Editoriali
Orbán frena ancora sulla Svezia nella Nato
Il video di un’emittente svedese è un nuovo pretesto per ritardare la ratifica
L’emittente svedese UR, una specie di Rai Educational, ha pubblicato un video di dieci minuti sull’Ungheria in cui spiega l’assenza di pluralismo nei media ungheresi, l’accentramento dei poteri nelle mani del governo di Viktor Orbán e il deterioramento dello stato di diritto. Nulla di più di quello che dice il Parlamento europeo, secondo cui l’Ungheria “non è più una democrazia completa”. Ma il ministro degli Esteri ungherese, Péter Szijjártó, quello che ha ricevuto una medaglia dell’amicizia da Vladimir Putin e che ad aprile era a un incontro in Russia con lui, ha scritto una lettera al suo collega svedese: “Questo video non è d’aiuto per soddisfare la richiesta che ci fate di continuo”.
La richiesta è la ratifica dell’ingresso della Svezia nella Nato, che dipende dal voto del Parlamento ungherese e di quello turco: il ministro svedese Tobias Billström aveva rinnovato la richiesta a Budapest di organizzare la votazione, volutamente ritardata dal governo, e Szijjártó ha utilizzato questo video per dirgli che “le informazioni false sul fatto che la democrazia sia in pericolo in Ungheria” sono una buona ragione per far passare altro tempo prima di consentire l’allargamento della Nato, proprio come piace a Putin. Molti esponenti del governo Orbán hanno denunciato sui social la clip “scioccante”, dicendo che è soltanto un esempio di come il sistema scolastico svedese dissemini di propaganda anti ungherese i suoi manuali e le sue lezioni.

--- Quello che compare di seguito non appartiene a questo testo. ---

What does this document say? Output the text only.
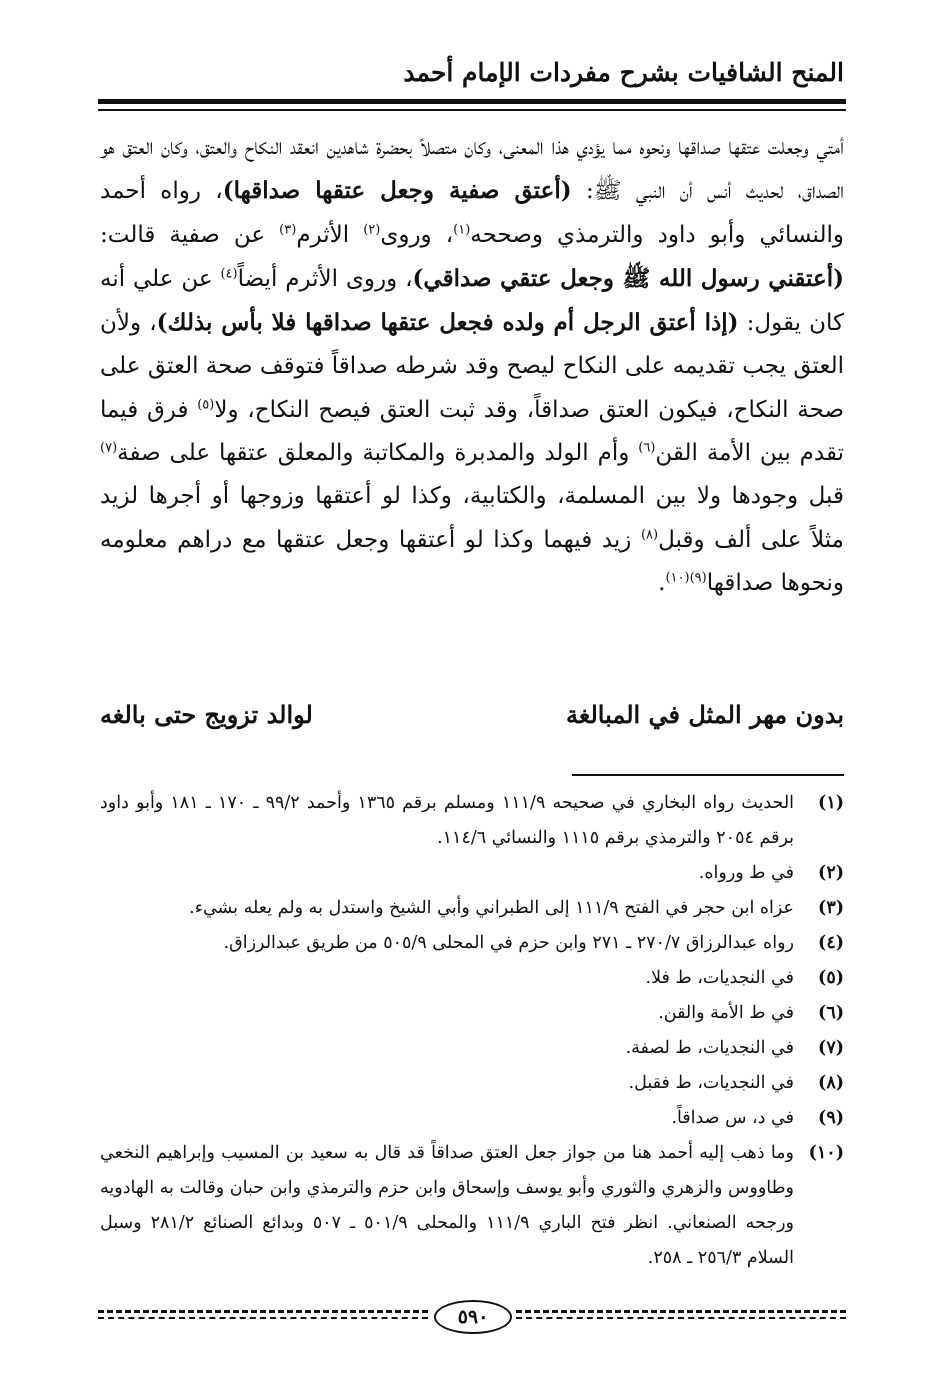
المنح الشافيات بشرح مفردات الإمام أحمد

أمتي وجعلت عتقها صداقها ونحوه مما يؤدي هذا المعنى، وكان متصلاً بحضرة شاهدين انعقد النكاح والعتق، وكان العتق هو الصداق، لحديث أنس أن النبي ﷺ: (أعتق صفية وجعل عتقها صداقها)، رواه أحمد والنسائي وأبو داود والترمذي وصححه$^{(١)}$، وروى$^{(٢)}$ الأثرم$^{(٣)}$ عن صفية قالت: (أعتقني رسول الله ﷺ وجعل عتقي صداقي)، وروى الأثرم أيضاً$^{(٤)}$ عن علي أنه كان يقول: (إذا أعتق الرجل أم ولده فجعل عتقها صداقها فلا بأس بذلك)، ولأن العتق يجب تقديمه على النكاح ليصح وقد شرطه صداقاً فتوقف صحة العتق على صحة النكاح، فيكون العتق صداقاً، وقد ثبت العتق فيصح النكاح، ولا$^{(٥)}$ فرق فيما تقدم بين الأمة القن$^{(٦)}$ وأم الولد والمدبرة والمكاتبة والمعلق عتقها على صفة$^{(٧)}$ قبل وجودها ولا بين المسلمة، والكتابية، وكذا لو أعتقها وزوجها أو أجرها لزيد مثلاً على ألف وقبل$^{(٨)}$ زيد فيهما وكذا لو أعتقها وجعل عتقها مع دراهم معلومه ونحوها صداقها$^{(٩)(١٠)}$.

بدون مهر المثل في المبالغة
لوالد تزويج حتى بالغه
(١)
الحديث رواه البخاري في صحيحه ١١١/٩ ومسلم برقم ١٣٦٥ وأحمد ٩٩/٢ ـ ١٧٠ ـ ١٨١ وأبو داود برقم ٢٠٥٤ والترمذي برقم ١١١٥ والنسائي ١١٤/٦.
(٢)
في ط ورواه.
(٣)
عزاه ابن حجر في الفتح ١١١/٩ إلى الطبراني وأبي الشيخ واستدل به ولم يعله بشيء.
(٤)
رواه عبدالرزاق ٢٧٠/٧ ـ ٢٧١ وابن حزم في المحلى ٥٠٥/٩ من طريق عبدالرزاق.
(٥)
في النجديات، ط فلا.
(٦)
في ط الأمة والقن.
(٧)
في النجديات، ط لصفة.
(٨)
في النجديات، ط فقبل.
(٩)
في د، س صداقاً.
(١٠)
وما ذهب إليه أحمد هنا من جواز جعل العتق صداقاً قد قال به سعيد بن المسيب وإبراهيم النخعي وطاووس والزهري والثوري وأبو يوسف وإسحاق وابن حزم والترمذي وابن حبان وقالت به الهادويه ورجحه الصنعاني. انظر فتح الباري ١١١/٩ والمحلى ٥٠١/٩ ـ ٥٠٧ وبدائع الصنائع ٢٨١/٢ وسبل السلام ٢٥٦/٣ ـ ٢٥٨.
٥٩٠
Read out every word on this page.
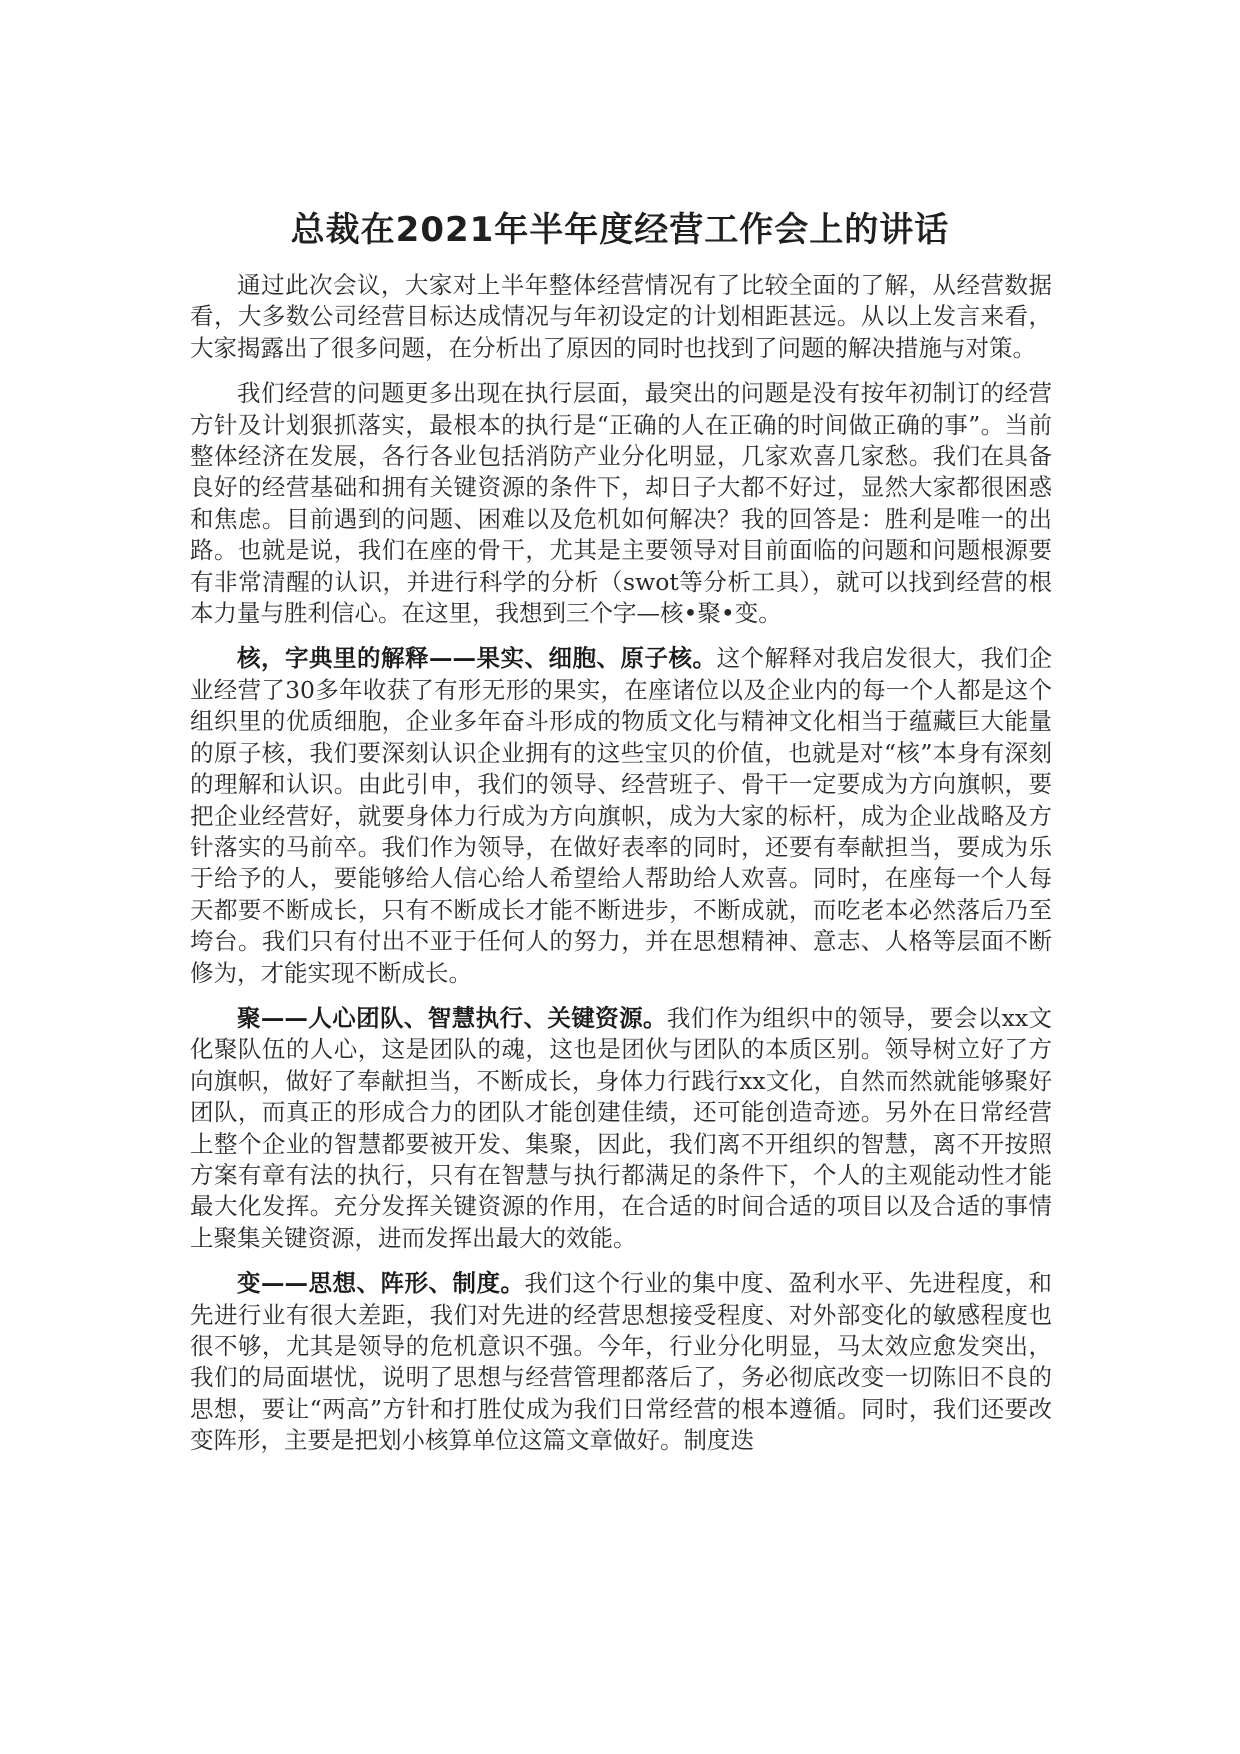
总裁在2021年半年度经营工作会上的讲话

通过此次会议，大家对上半年整体经营情况有了比较全面的了解，从经营数据看，大多数公司经营目标达成情况与年初设定的计划相距甚远。从以上发言来看，大家揭露出了很多问题，在分析出了原因的同时也找到了问题的解决措施与对策。

我们经营的问题更多出现在执行层面，最突出的问题是没有按年初制订的经营方针及计划狠抓落实，最根本的执行是“正确的人在正确的时间做正确的事”。当前整体经济在发展，各行各业包括消防产业分化明显，几家欢喜几家愁。我们在具备良好的经营基础和拥有关键资源的条件下，却日子大都不好过，显然大家都很困惑和焦虑。目前遇到的问题、困难以及危机如何解决？我的回答是：胜利是唯一的出路。也就是说，我们在座的骨干，尤其是主要领导对目前面临的问题和问题根源要有非常清醒的认识，并进行科学的分析（swot等分析工具），就可以找到经营的根本力量与胜利信心。在这里，我想到三个字—核•聚•变。

核，字典里的解释——果实、细胞、原子核。这个解释对我启发很大，我们企业经营了30多年收获了有形无形的果实，在座诸位以及企业内的每一个人都是这个组织里的优质细胞，企业多年奋斗形成的物质文化与精神文化相当于蕴藏巨大能量的原子核，我们要深刻认识企业拥有的这些宝贝的价值，也就是对“核”本身有深刻的理解和认识。由此引申，我们的领导、经营班子、骨干一定要成为方向旗帜，要把企业经营好，就要身体力行成为方向旗帜，成为大家的标杆，成为企业战略及方针落实的马前卒。我们作为领导，在做好表率的同时，还要有奉献担当，要成为乐于给予的人，要能够给人信心给人希望给人帮助给人欢喜。同时，在座每一个人每天都要不断成长，只有不断成长才能不断进步，不断成就，而吃老本必然落后乃至垮台。我们只有付出不亚于任何人的努力，并在思想精神、意志、人格等层面不断修为，才能实现不断成长。

聚——人心团队、智慧执行、关键资源。我们作为组织中的领导，要会以xx文化聚队伍的人心，这是团队的魂，这也是团伙与团队的本质区别。领导树立好了方向旗帜，做好了奉献担当，不断成长，身体力行践行xx文化，自然而然就能够聚好团队，而真正的形成合力的团队才能创建佳绩，还可能创造奇迹。另外在日常经营上整个企业的智慧都要被开发、集聚，因此，我们离不开组织的智慧，离不开按照方案有章有法的执行，只有在智慧与执行都满足的条件下，个人的主观能动性才能最大化发挥。充分发挥关键资源的作用，在合适的时间合适的项目以及合适的事情上聚集关键资源，进而发挥出最大的效能。

变——思想、阵形、制度。我们这个行业的集中度、盈利水平、先进程度，和先进行业有很大差距，我们对先进的经营思想接受程度、对外部变化的敏感程度也很不够，尤其是领导的危机意识不强。今年，行业分化明显，马太效应愈发突出，我们的局面堪忧，说明了思想与经营管理都落后了，务必彻底改变一切陈旧不良的思想，要让“两高”方针和打胜仗成为我们日常经营的根本遵循。同时，我们还要改变阵形，主要是把划小核算单位这篇文章做好。制度迭
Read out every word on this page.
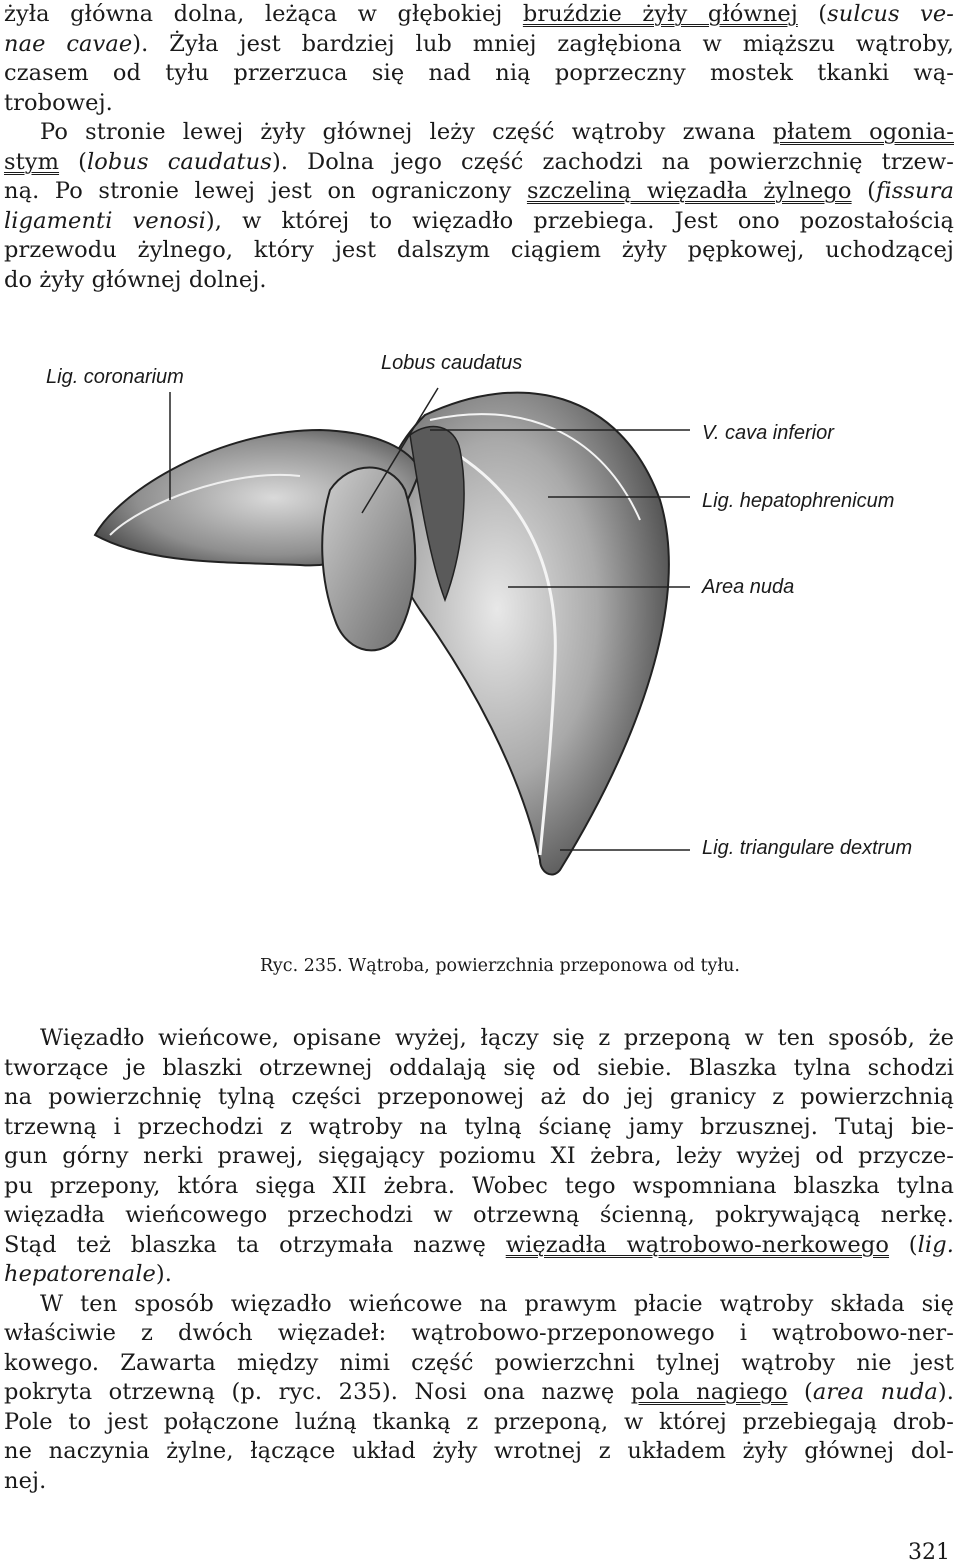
żyła główna dolna, leżąca w głębokiej bruździe żyły głównej (sulcus ve-
nae cavae). Żyła jest bardziej lub mniej zagłębiona w miąższu wątroby,
czasem od tyłu przerzuca się nad nią poprzeczny mostek tkanki wą-
trobowej.
Po stronie lewej żyły głównej leży część wątroby zwana płatem ogonia-
stym (lobus caudatus). Dolna jego część zachodzi na powierzchnię trzew-
ną. Po stronie lewej jest on ograniczony szczeliną więzadła żylnego (fissura
ligamenti venosi), w której to więzadło przebiega. Jest ono pozostałością
przewodu żylnego, który jest dalszym ciągiem żyły pępkowej, uchodzącej
do żyły głównej dolnej.
Lig. coronarium
Lobus caudatus
V. cava inferior
Lig. hepatophrenicum
Area nuda
Lig. triangulare dextrum
Ryc. 235. Wątroba, powierzchnia przeponowa od tyłu.
Więzadło wieńcowe, opisane wyżej, łączy się z przeponą w ten sposób, że
tworzące je blaszki otrzewnej oddalają się od siebie. Blaszka tylna schodzi
na powierzchnię tylną części przeponowej aż do jej granicy z powierzchnią
trzewną i przechodzi z wątroby na tylną ścianę jamy brzusznej. Tutaj bie-
gun górny nerki prawej, sięgający poziomu XI żebra, leży wyżej od przycze-
pu przepony, która sięga XII żebra. Wobec tego wspomniana blaszka tylna
więzadła wieńcowego przechodzi w otrzewną ścienną, pokrywającą nerkę.
Stąd też blaszka ta otrzymała nazwę więzadła wątrobowo-nerkowego (lig.
hepatorenale).
W ten sposób więzadło wieńcowe na prawym płacie wątroby składa się
właściwie z dwóch więzadeł: wątrobowo-przeponowego i wątrobowo-ner-
kowego. Zawarta między nimi część powierzchni tylnej wątroby nie jest
pokryta otrzewną (p. ryc. 235). Nosi ona nazwę pola nagiego (area nuda).
Pole to jest połączone luźną tkanką z przeponą, w której przebiegają drob-
ne naczynia żylne, łączące układ żyły wrotnej z układem żyły głównej dol-
nej.
321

Un commentatore filo orbaniano è arrivato a dire che l’obiettivo è far rivoltare il popolo ungherese: cosa bizzarra, chissà cosa capiranno gli ungheresi di libri e video in svedese. La polemica è ancor più pretestuosa perché non si sta parlando di un video prodotto dal governo svedese ma da un media che, come in tutti i paesi democratici ma non in Ungheria, non ha bisogno dell’approvazione del governo per operare. Ogni scusa però è buona per Orbán per mettersi di traverso, nonostante le rassicurazioni che ha dato a Giorgia Meloni sulla guerra, nella politica europea di sostegno all’Ucraina.